Pub Date: Jan. 3rd, 2012
ISBN: 978-0-312-58651-5
Publisher: Minotaur

In Stalinist Russia, a smart cop knows just how dangerous it is to be a smart cop.

Alexei Karolev, senior detective in Moscow’s CID in 1937, has earned himself a reputation for competence and discretion he often wishes he hadn’t. The discretion part is what Karolev on his gloomy days—of which he has a fair share—views with particular alarm, since it’s earned him the attention of certain shivery personages high in the Communist Party.

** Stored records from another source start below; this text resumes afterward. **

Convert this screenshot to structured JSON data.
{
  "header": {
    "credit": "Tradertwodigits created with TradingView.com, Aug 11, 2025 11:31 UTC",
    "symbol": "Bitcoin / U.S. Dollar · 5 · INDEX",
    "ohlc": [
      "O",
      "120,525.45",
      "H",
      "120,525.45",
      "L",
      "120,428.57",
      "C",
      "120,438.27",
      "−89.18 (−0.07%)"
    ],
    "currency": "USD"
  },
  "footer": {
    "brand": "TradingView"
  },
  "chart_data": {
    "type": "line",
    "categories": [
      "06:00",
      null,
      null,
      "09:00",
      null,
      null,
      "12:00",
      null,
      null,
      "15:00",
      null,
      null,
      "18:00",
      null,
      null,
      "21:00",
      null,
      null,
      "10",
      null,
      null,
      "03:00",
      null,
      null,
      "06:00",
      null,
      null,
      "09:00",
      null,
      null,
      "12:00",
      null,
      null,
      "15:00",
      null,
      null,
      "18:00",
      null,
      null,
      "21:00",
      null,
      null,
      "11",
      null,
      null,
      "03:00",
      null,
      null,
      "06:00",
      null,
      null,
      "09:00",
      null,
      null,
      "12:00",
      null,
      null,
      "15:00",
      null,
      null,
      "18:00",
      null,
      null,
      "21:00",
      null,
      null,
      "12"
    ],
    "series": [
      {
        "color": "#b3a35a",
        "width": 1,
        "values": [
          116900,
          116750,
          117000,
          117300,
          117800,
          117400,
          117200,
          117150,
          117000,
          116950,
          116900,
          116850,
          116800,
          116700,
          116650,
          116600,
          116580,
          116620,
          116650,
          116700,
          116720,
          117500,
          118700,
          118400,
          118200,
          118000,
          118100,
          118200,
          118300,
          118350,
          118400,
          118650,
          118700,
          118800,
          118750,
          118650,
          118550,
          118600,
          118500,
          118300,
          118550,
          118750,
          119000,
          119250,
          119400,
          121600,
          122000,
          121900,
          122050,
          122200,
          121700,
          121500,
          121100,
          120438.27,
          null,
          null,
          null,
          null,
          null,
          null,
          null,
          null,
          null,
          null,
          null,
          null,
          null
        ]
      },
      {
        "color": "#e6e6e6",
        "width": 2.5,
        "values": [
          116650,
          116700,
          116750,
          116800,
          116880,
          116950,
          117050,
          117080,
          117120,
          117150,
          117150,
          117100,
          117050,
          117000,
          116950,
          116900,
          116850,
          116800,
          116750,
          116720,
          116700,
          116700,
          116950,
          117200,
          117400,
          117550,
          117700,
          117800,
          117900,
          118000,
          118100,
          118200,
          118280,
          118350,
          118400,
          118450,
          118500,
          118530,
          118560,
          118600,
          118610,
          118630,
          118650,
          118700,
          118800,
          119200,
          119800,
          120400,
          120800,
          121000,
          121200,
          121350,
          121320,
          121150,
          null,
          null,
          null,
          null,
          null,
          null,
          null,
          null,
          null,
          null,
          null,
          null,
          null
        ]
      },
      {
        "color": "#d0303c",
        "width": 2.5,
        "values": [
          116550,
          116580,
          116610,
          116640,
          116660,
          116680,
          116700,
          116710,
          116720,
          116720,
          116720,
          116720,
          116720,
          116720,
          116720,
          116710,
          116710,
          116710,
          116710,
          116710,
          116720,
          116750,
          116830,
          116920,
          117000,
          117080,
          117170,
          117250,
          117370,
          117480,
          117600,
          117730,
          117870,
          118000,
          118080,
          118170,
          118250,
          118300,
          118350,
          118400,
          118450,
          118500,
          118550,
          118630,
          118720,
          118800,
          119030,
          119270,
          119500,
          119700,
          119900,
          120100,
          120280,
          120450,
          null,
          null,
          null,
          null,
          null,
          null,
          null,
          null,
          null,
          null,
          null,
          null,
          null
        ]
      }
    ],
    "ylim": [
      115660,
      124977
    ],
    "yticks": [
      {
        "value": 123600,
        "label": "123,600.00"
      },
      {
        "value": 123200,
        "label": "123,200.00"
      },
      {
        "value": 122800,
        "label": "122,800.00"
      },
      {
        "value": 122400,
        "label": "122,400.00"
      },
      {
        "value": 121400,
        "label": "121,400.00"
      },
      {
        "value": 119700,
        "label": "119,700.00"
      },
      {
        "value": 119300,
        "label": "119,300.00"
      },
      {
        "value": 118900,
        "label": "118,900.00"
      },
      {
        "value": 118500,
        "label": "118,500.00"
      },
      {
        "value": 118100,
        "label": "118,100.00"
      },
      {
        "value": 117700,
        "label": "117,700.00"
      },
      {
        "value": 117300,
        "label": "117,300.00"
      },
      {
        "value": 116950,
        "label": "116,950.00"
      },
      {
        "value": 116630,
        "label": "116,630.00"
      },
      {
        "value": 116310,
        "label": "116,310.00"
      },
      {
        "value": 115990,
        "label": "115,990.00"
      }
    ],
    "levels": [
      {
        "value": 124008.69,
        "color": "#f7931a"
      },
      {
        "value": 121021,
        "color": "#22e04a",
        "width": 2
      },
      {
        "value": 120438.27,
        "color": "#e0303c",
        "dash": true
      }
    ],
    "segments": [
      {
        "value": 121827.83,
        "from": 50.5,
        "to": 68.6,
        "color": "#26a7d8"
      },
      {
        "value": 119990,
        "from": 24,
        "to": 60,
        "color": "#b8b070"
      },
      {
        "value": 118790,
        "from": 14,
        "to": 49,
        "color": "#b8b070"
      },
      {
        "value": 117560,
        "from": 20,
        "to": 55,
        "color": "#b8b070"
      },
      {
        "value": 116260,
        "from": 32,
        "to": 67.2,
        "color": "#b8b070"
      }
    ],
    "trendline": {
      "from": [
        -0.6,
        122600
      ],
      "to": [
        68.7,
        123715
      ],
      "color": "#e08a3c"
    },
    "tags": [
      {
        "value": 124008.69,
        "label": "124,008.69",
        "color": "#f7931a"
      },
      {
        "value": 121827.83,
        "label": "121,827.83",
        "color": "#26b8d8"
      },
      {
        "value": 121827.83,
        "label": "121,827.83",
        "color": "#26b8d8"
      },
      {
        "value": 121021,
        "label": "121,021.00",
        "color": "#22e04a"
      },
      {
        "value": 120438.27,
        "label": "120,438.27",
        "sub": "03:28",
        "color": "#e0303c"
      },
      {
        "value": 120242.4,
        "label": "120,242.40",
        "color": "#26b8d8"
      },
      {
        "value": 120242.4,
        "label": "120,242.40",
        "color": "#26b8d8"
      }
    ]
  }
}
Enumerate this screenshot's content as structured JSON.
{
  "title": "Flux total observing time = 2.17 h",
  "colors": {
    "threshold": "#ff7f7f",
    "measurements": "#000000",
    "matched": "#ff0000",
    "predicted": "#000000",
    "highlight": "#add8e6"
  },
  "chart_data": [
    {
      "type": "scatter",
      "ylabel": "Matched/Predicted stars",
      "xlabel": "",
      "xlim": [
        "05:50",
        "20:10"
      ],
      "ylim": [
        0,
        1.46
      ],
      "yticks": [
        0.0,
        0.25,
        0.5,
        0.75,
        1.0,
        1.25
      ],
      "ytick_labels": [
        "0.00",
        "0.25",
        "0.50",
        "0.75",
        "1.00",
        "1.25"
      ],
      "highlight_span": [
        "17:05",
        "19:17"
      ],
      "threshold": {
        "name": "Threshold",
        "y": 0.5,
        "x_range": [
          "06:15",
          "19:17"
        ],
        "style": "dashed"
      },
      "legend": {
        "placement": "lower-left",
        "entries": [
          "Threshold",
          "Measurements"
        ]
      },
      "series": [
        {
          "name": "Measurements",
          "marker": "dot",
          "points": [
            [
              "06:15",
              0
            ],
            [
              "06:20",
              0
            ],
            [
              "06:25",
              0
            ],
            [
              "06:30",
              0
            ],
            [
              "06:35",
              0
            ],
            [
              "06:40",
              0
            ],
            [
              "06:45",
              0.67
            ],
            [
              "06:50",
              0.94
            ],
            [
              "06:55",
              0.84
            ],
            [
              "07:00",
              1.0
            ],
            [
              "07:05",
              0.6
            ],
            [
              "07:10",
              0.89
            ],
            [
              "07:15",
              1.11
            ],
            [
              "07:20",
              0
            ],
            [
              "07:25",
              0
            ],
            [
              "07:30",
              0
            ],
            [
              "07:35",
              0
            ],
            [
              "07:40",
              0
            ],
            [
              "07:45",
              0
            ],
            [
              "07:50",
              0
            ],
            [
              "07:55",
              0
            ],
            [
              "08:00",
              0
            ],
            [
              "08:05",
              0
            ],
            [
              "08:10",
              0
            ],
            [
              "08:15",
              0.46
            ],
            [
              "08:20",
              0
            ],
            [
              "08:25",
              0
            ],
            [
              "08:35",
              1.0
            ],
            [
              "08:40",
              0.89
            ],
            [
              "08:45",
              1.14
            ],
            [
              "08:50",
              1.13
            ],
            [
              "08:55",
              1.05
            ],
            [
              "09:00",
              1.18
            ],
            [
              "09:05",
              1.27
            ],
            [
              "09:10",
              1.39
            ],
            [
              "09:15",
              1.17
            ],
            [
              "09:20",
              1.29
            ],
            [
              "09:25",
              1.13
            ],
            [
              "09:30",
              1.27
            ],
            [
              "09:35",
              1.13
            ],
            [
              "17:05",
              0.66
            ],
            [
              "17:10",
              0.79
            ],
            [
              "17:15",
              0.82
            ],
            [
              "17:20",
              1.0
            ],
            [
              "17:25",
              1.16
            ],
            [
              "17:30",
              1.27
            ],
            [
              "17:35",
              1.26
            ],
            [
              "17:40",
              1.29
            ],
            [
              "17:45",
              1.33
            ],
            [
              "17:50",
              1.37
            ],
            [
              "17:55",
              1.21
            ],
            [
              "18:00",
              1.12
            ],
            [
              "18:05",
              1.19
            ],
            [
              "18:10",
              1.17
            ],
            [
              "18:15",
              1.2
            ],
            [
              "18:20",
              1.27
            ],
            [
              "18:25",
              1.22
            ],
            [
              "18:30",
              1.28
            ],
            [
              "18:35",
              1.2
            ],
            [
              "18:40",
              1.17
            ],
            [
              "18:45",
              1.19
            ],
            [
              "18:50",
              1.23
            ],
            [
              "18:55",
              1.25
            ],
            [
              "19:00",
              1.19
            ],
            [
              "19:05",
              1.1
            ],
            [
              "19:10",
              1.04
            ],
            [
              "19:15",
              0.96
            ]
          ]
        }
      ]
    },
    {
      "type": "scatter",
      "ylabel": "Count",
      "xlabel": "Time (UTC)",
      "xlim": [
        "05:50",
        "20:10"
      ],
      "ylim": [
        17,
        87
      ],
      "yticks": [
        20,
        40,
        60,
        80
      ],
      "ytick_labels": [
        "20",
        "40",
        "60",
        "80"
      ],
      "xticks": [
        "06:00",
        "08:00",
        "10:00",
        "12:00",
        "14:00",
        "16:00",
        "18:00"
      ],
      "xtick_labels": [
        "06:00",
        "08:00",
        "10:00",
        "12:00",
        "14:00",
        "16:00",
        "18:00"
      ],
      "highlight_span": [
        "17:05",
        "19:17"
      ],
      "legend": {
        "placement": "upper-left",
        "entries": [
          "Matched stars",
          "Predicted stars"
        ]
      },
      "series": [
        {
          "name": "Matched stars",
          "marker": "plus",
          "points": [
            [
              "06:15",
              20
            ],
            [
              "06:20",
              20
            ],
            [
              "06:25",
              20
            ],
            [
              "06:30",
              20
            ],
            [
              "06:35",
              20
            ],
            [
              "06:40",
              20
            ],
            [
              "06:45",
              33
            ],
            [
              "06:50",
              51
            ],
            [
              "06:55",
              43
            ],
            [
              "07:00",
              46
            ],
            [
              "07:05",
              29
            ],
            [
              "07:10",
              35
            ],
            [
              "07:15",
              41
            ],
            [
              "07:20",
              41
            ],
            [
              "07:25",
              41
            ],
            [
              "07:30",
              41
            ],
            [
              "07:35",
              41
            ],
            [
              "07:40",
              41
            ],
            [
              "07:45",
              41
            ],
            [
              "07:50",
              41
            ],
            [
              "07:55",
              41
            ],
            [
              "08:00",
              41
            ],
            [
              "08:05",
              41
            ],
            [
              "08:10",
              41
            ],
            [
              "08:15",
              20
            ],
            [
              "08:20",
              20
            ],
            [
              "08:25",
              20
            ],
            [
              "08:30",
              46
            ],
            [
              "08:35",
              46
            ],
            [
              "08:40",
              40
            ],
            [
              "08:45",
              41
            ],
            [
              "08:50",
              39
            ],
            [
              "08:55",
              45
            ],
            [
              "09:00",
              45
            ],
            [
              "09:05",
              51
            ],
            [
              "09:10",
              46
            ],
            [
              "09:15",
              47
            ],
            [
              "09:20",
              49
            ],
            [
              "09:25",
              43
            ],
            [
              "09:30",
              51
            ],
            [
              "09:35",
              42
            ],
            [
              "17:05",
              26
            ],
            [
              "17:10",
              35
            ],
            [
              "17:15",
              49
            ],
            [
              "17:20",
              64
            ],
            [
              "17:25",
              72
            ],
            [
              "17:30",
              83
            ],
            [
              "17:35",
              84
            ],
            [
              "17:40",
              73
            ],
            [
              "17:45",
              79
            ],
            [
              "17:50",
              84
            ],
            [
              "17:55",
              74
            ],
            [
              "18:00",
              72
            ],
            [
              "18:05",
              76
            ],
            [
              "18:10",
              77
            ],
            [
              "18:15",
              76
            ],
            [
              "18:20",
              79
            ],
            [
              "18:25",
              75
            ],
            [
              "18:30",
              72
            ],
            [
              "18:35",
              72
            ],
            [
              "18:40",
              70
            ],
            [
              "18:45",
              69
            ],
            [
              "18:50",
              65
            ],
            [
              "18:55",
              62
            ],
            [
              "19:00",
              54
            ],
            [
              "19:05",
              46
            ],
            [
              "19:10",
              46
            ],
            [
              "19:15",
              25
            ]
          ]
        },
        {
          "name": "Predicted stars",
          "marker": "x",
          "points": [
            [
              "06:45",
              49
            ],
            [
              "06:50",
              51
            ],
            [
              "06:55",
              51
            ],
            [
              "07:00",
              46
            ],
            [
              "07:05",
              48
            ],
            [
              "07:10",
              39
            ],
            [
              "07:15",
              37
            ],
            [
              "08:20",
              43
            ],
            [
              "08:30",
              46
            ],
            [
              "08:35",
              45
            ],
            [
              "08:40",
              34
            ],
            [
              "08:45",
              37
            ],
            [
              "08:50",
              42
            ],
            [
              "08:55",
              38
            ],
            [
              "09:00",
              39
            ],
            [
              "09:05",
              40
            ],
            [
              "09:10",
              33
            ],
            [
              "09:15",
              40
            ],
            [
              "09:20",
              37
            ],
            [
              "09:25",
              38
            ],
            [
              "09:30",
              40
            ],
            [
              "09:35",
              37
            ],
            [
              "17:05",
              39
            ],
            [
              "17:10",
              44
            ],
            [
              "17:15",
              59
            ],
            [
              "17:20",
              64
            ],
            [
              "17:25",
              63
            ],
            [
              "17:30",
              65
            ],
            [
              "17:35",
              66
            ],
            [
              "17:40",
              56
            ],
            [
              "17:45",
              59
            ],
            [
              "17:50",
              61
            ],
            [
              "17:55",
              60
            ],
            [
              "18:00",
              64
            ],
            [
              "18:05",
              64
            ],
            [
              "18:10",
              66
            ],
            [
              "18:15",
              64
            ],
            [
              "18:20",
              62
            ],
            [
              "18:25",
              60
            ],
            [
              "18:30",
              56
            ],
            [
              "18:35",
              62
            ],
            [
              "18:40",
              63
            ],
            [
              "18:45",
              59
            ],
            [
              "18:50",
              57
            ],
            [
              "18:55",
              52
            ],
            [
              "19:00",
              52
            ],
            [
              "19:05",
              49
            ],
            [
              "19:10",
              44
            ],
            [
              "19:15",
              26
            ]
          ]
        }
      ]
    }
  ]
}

These are people to whom all publicity is bad publicity, and for whom Karolev has become the go-to guy whenever there’s a sticky situation like this one: On a movie set near Odessa, a young woman commits suicide, a young and beautiful party member famously connected to a super-powerful party member. Nikolai Ezhov, Commissar of State Security and head of the dreaded NKVD, has reason to believe that the young woman had help shuffling off her mortal coil. Ezhov wants Karolev to travel to Odessa to sort things out but without seeming to do so—that is, to catch a murderer without actually conducting an investigation. It’s a minefield of a mission, but, as Karolev knows full well, failure is never an option with the Ezhovs of the Party, their desk drawers brimming with one-way tickets to Siberia.

Though he’s not quite as fully realized as Stuart Kaminsky’s Porfiry Rostnikov, the appealing Karolev in his second appearance (The Holy Thief, 2010) invites comparison to him. That’s high praise indeed.